Si riprende, e la beffa che si paventava, nel breve spazio di 49″, assume l’aspetto, e le forme, per i tanti italiani amari, della realtà: Vorbe imposta la rapida azione di rimessa e serve in verticale Sanon, che «salta» Spinosi, resiste ai suoi tentativi di aggancio e fa secco in diagonale l’incolpevole Zoff che vede così crollare dopo 1.133 minuti la sua imbattibilità. Il pubblico di parte non italiana è, come si può capire, tutto pubblico di parte avversa. E cosi esulta con incredibile gioia e colorato sarcasmo. La sua gioia e il suo sarcasmo durano però poco, lo spazio breve di sette minuti, quanto basta per dissolvere fra gli italiani l’incubo ricorrente di una nuova Corea.
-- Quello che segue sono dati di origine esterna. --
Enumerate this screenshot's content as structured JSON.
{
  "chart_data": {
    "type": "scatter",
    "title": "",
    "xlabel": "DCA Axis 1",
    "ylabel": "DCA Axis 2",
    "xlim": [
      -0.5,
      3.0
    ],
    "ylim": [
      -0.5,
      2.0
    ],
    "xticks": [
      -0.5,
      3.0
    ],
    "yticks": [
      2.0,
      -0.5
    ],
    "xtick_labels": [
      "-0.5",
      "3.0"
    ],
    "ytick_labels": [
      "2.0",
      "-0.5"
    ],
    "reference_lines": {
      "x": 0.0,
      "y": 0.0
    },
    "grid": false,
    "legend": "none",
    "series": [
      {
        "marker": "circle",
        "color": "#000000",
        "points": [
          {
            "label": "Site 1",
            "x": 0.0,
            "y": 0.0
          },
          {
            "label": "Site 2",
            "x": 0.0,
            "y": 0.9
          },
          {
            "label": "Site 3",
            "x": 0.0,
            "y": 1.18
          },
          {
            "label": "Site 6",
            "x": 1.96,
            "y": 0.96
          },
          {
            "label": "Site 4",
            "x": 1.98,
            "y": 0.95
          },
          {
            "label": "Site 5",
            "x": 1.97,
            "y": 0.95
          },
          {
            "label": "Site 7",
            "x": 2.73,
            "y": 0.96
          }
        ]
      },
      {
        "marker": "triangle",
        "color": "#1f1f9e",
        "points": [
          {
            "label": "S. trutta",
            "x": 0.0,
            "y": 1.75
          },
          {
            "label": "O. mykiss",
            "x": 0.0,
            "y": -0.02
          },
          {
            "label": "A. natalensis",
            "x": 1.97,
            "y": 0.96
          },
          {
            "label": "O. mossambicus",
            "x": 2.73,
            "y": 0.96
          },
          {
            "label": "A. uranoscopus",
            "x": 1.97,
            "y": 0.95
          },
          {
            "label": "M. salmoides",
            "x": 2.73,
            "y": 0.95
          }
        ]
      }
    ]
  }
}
Mazzola centra da destra, Chinaglia nella ressa di centro-area tocca indietro a Rivera che azzecca il tiro e lo spiraglio giusti: 1-1 e la partita torna sui suoi binari. Anche Barthelemy, infatti, che ha rilevato Saint Vil rimasto negli spogliatoi, s’arrocca spesso con i suoi a difesa. Gli attacchi azzurri si succedono con metodica insistenza, ed è in questa fase particolarmente attivo Mazzola che rifinisce ottime palle per Riva e per Chinaglia. Le conclusioni, però, ora per un motivo ora per l’altro, non trovano mai l’attimo giusto o il quid propizio. Non c’è comunque che da attendere e, al 19′ la dea bendata mostra finalmente il suo volto aperto e sorridente: Benetti calcia da una trentina di metri quello che dovrebbe essere un pallone senza troppe pretese e che invece, complice una deviazione galeotta di Auguste, si trasforma nella palla del 2-1.

Insistono gli azzurri e, un paio di minuti dopo, Chinaglia sbaglia in modo vistoso il passaggio-gol a Riva appostato in posizione di sparo a due metri da Francillon che pur con qualche concessione di troppo alla teatralità, non sbaglia un intervento. Al 24′ Valcareggi richiama Chinaglia e gioca la carta Anastasi, la carta cioè della frenesia e della imprevedibilità. Comunque, è una fase, questa, in cui gli azzurri sembrano voler tirare il fiato (o sono agli spiccioli?) e i rossi ne approfittano per vedere di tessere a centrocampo qualche passabile trama: sono però sempre, invece, spunti isolati or di questo or di quello a tenere banco.

Fuochi di paglia ad ogni modo perché proprio Anastasi, al 34′ toglie loro ogni velleità: Mazzola-Riva-Pietruzzo, due passi in corsa, la mira, poi un gran destro di tutta punta che si infila violento e preciso nello stretto spiraglio tra palo e portiere. Fin nel centro di Monaco, non c’è dubbio, avran sentito gli hurrà degli italiani. Adesso, soddisfatto, c’è già chi sfolla. Sono gli ultimi minuti ormai e la partita quel che doveva dire ha detto. Contro l’Argentina, mercoledì a Stoccarda sarà certo un’altra cosa, ma è per intanto motivo di non poca soddisfazione il fatto che questi «mondiali» siano quantomeno nati sotto buoni auspici. Poi si vedrà.